When using a Domino on-demand Ray cluster, any data that will be used, created, or modified as part of the interaction needs to go into an external data store.
On-demand clusters in Domino are ephemeral. Any data that is stored on cluster local storage and not externally will be lost upon termination of the workload and the cluster.
When you create a Ray cluster attached to a Domino workspace or job, any Domino dataset accessible from the workspace or job will also be accessible from all components of the cluster under the same dataset mount path. You will then be able to access the files from your code using the same path regardless of whether your code runs on your workspace of job container or in a Ray task on the cluster.
For example, to read a file you would use the following:
file = open("/mnt/data/my_dataset/file.csv")
To access Amazon S3 (or S3 compatible object store) data with Ray you can use any of the libraries you already use (for example,
pandas). When access will happen from Ray workers, the only prerequisite is to make sure that the relevant libraries and dependencies are available on both the base cluster environment and the execution environment.
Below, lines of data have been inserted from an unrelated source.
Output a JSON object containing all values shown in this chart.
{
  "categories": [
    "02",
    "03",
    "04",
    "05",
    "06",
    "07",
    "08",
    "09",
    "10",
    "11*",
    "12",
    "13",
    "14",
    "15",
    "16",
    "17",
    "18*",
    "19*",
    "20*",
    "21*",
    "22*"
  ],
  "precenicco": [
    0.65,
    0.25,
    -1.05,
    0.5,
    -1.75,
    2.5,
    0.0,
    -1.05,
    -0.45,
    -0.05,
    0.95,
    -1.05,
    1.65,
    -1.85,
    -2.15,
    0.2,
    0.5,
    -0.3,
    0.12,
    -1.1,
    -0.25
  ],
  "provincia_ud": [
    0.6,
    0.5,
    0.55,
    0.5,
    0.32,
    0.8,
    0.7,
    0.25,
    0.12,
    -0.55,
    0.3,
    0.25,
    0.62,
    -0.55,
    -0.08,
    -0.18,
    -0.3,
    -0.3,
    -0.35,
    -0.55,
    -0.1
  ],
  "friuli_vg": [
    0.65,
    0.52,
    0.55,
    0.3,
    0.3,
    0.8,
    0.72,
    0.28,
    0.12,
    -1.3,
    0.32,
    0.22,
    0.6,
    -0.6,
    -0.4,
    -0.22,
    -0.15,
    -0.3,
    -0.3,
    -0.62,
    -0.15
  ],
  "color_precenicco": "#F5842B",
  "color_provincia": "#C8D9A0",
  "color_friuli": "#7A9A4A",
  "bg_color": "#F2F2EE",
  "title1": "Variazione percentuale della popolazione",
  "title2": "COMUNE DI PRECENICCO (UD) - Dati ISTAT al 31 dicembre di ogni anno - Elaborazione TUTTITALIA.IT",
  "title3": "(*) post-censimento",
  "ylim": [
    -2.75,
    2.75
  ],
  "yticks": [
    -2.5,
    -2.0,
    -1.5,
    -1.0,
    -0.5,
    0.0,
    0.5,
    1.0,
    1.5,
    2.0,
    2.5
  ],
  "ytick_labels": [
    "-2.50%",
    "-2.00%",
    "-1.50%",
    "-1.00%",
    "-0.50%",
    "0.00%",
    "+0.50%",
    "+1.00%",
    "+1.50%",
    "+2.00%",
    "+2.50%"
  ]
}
When AWS credential propagation is enabled for your deployment, temporary AWS credentials corresponding to the roles enabled for you in your company identity provider will be automatically available on all Ray worker nodes.
The credentials will be automatically refreshed and available under a profile name corresponding to each role in an AWS credential file. Ray worker code can then utilize these credentials for seamless and secure access.